Fred Hutch collaborators include biostatistician Chongzhi Di, PhD; Director of Clinical Research in Hematological Malignancies and Hematology Ajay Gopal, MD, FACP; breast cancer specialist and Associate Director of the Medical Oncology and Hematology Fellowship Program at Fred Hutch and UW Medicine Hannah Linden, MD, FACP, and Evan Ya-Wen Yu, MD, a researcher and medical oncologist who treats patients with prostate, bladder and testicular cancer and who serves as the Clinical Trials Core director of Genitourinary Medical Oncology. Gopal is the medical director of the Protocol Review & Monitoring System for the Cancer Consortium and Linden serves as the co-chair of the Director's Task Force on Inclusion and Equity in Research. Yu is the medical director of the Consortium's Clinical Research Support.
In addition, OCOE staff scientist Jean McDougall, PhD, and Elizabeth Carosso, research project manager, will lead the administrative aspects and day-to-day operations of the study.
“The idea is to use a trained clinical trial staff person, or guide, to act as a liaison between clinicians, patients, trial sponsors, researchers and clinic sites to increase equity from trial conception through dissemination,” Mendoza said.
Each guide will work with research nurses and clinicians to ensure that all patients are screened for available trials; they will also meet with patients who have been pre-screened and offered participation in an available trial. Guides will identify and address health-related social needs and financial barriers to participation; patients who qualify will be reimbursed up to $2,000 for trial participation expenses such as transportation, childcare, food and lodging.
Further, the guides will work with clinical patient navigators to link patients to internal and community resources to address health-related social needs such as food insecurity, transportation, housing instability and utility bills.
Mendoza said the GUIDE program will first be piloted in a 6-month development period in up to four Fred Hutch clinical areas, specifically Breast; Gastrointestinal (GI), which includes colorectal, pancreatic and liver cancers; Genitourinary (GU), which includes bladder, prostate and kidney cancers; and Lymphoma. After that, there will be a 12-month pilot trial that will include up to 100 patients.
“The underrepresentation of marginalized groups in cancer clinical trials poses a serious threat to advancing health equity by limiting access to potentially efficacious treatments and prevention strategies,” Mendoza said.
It also compromises the generalizability of findings and engenders mistrust in clinical research, he said, adding that focusing only on interpersonal and intrapersonal barriers to trial enrollment “hasn’t done much to increase diversity.”
“Convincing patients to enroll in a trial without removing structural and financial barriers is unlikely to result in protocol compliance or participant retention,” he said, pointing to studies that show underrepresented patients are often not offered trial participation or routinely decline participation due to familial responsibilities, financial burden and lack of insurance.

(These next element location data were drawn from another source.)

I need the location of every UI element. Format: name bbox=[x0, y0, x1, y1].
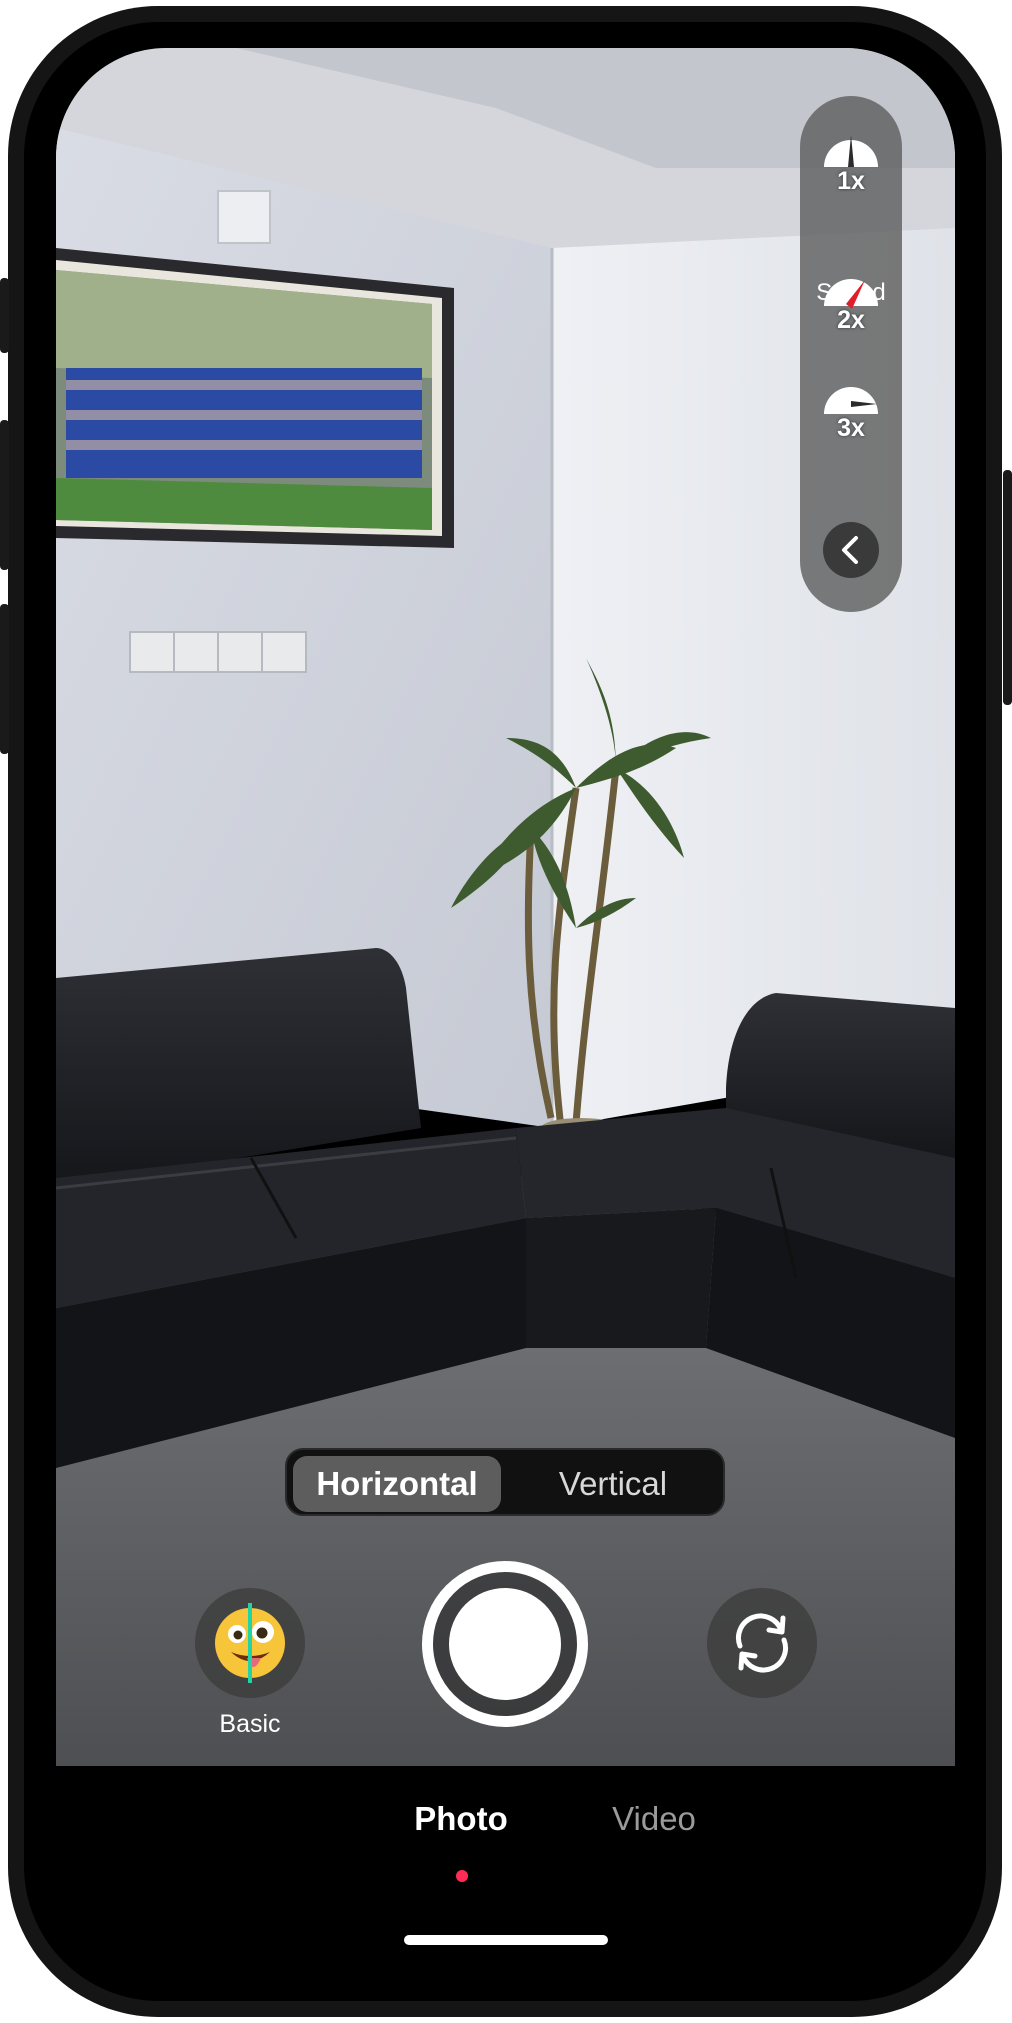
camera-viewfinder[interactable]: 1x Speed 2x 3x bbox=[56, 48, 955, 1766]
shutter-core bbox=[449, 1588, 561, 1700]
speed-option-3x[interactable]: 3x bbox=[800, 374, 902, 464]
flip-camera-button[interactable] bbox=[707, 1588, 817, 1698]
phone-volume-up-button bbox=[0, 420, 9, 570]
orientation-horizontal-option[interactable]: Horizontal bbox=[293, 1456, 501, 1512]
speed-panel: 1x Speed 2x 3x bbox=[800, 96, 902, 612]
speed-multiplier: 1x bbox=[837, 167, 865, 195]
speed-multiplier: 3x bbox=[837, 414, 865, 442]
filter-button[interactable] bbox=[195, 1588, 305, 1698]
orientation-toggle: Horizontal Vertical bbox=[285, 1448, 725, 1516]
mode-video-tab[interactable]: Video bbox=[604, 1800, 704, 1838]
speed-multiplier: 2x bbox=[837, 306, 865, 334]
camera-screen: 1x Speed 2x 3x bbox=[56, 48, 955, 1976]
orientation-vertical-option[interactable]: Vertical bbox=[509, 1456, 717, 1512]
phone-side-button bbox=[0, 278, 9, 353]
speed-option-2x[interactable]: 2x bbox=[800, 266, 902, 356]
selected-mode-indicator bbox=[456, 1870, 468, 1882]
shutter-button[interactable] bbox=[422, 1561, 588, 1727]
chevron-left-icon bbox=[842, 536, 858, 564]
collapse-panel-button[interactable] bbox=[823, 522, 879, 578]
filter-label: Basic bbox=[219, 1710, 281, 1738]
speed-option-1x[interactable]: 1x Speed bbox=[800, 121, 902, 306]
mode-photo-tab[interactable]: Photo bbox=[401, 1800, 521, 1838]
phone-volume-down-button bbox=[0, 604, 9, 754]
camera-flip-icon bbox=[736, 1613, 788, 1673]
mode-bar: Photo Video bbox=[56, 1766, 955, 1976]
emoji-face-icon bbox=[215, 1603, 285, 1683]
phone-power-button bbox=[1003, 470, 1012, 705]
home-indicator[interactable] bbox=[404, 1935, 608, 1945]
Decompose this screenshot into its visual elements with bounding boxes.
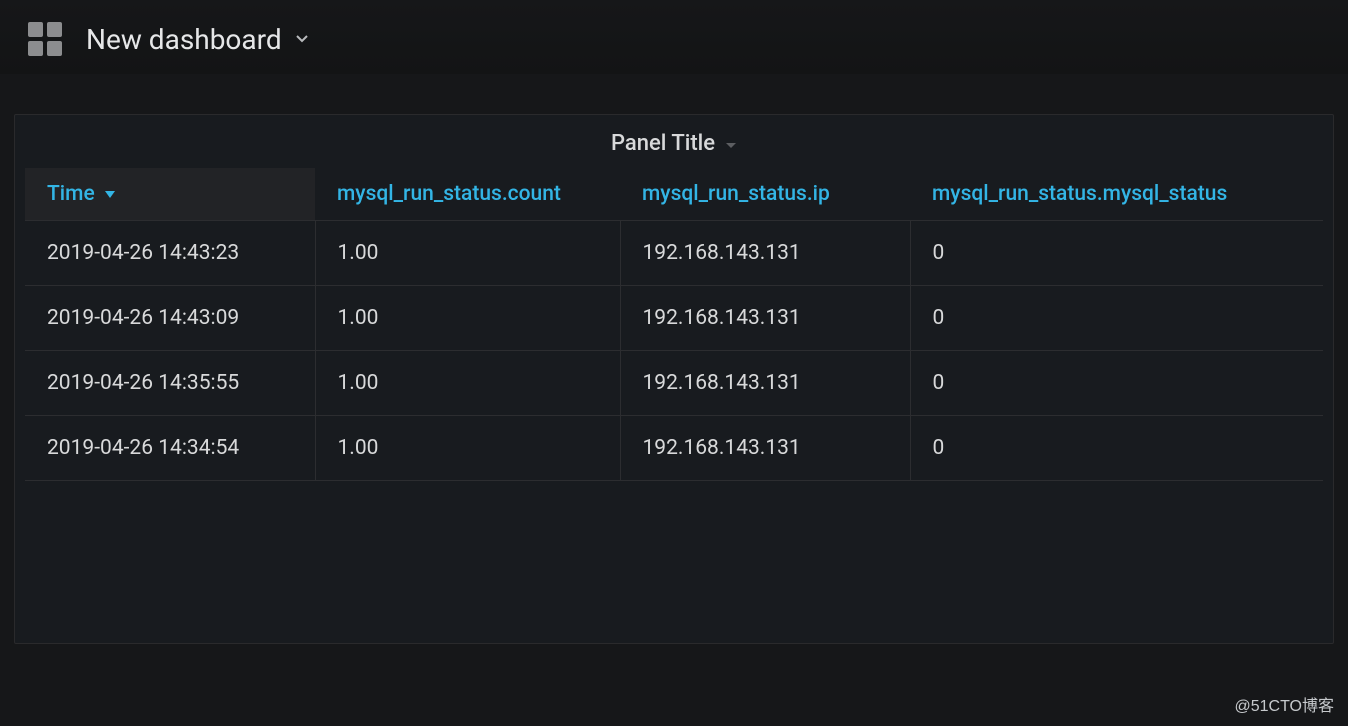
dashboard-title-text: New dashboard — [86, 23, 282, 56]
table-header-row: Time mysql_run_status.count mysql_run_st… — [25, 168, 1323, 221]
cell-time: 2019-04-26 14:35:55 — [25, 351, 315, 416]
table-row: 2019-04-26 14:43:231.00192.168.143.1310 — [25, 221, 1323, 286]
cell-count: 1.00 — [315, 416, 620, 481]
panel-title-dropdown[interactable]: Panel Title — [611, 131, 737, 156]
column-header-label: Time — [47, 182, 95, 206]
column-header-label: mysql_run_status.ip — [642, 182, 830, 206]
cell-time: 2019-04-26 14:34:54 — [25, 416, 315, 481]
panel-title-bar: Panel Title — [15, 115, 1333, 168]
cell-count: 1.00 — [315, 221, 620, 286]
table-row: 2019-04-26 14:34:541.00192.168.143.1310 — [25, 416, 1323, 481]
panel-title-text: Panel Title — [611, 131, 715, 156]
table-row: 2019-04-26 14:35:551.00192.168.143.1310 — [25, 351, 1323, 416]
dashboard-header: New dashboard — [0, 0, 1348, 74]
chevron-down-icon — [296, 35, 308, 43]
watermark: @51CTO博客 — [1234, 692, 1334, 716]
dashboard-title-dropdown[interactable]: New dashboard — [86, 23, 308, 56]
column-header-label: mysql_run_status.count — [337, 182, 561, 206]
cell-status: 0 — [910, 416, 1323, 481]
cell-ip: 192.168.143.131 — [620, 286, 910, 351]
sort-desc-icon — [104, 182, 116, 206]
column-header-time[interactable]: Time — [25, 168, 315, 221]
cell-count: 1.00 — [315, 286, 620, 351]
column-header-status[interactable]: mysql_run_status.mysql_status — [910, 168, 1323, 221]
cell-ip: 192.168.143.131 — [620, 351, 910, 416]
column-header-label: mysql_run_status.mysql_status — [932, 182, 1227, 206]
cell-time: 2019-04-26 14:43:09 — [25, 286, 315, 351]
caret-down-icon — [725, 131, 737, 156]
cell-status: 0 — [910, 351, 1323, 416]
table-row: 2019-04-26 14:43:091.00192.168.143.1310 — [25, 286, 1323, 351]
data-table: Time mysql_run_status.count mysql_run_st… — [25, 168, 1323, 481]
cell-status: 0 — [910, 286, 1323, 351]
column-header-ip[interactable]: mysql_run_status.ip — [620, 168, 910, 221]
cell-time: 2019-04-26 14:43:23 — [25, 221, 315, 286]
column-header-count[interactable]: mysql_run_status.count — [315, 168, 620, 221]
cell-ip: 192.168.143.131 — [620, 416, 910, 481]
cell-count: 1.00 — [315, 351, 620, 416]
cell-status: 0 — [910, 221, 1323, 286]
panel: Panel Title Time mysql_run_status.count — [14, 114, 1334, 644]
dashboard-icon[interactable] — [28, 22, 62, 56]
cell-ip: 192.168.143.131 — [620, 221, 910, 286]
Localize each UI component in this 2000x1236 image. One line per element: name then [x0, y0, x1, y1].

And patients who participate in trials do incur expenses.
One survey of financial burden in patients enrolled in cancer trials found that nearly half of them had out-of-pocket costs of $1,000 or more.
“We need to recognize that at least half of cancer patients would participate in clinical trials if given the opportunity,” Mendoza said. “GUIDE targets the logistical and financial reasons for non-participation. And in doing so, we expect it will improve retention of diverse patients in trials and, ultimately, provide better outcomes for them.”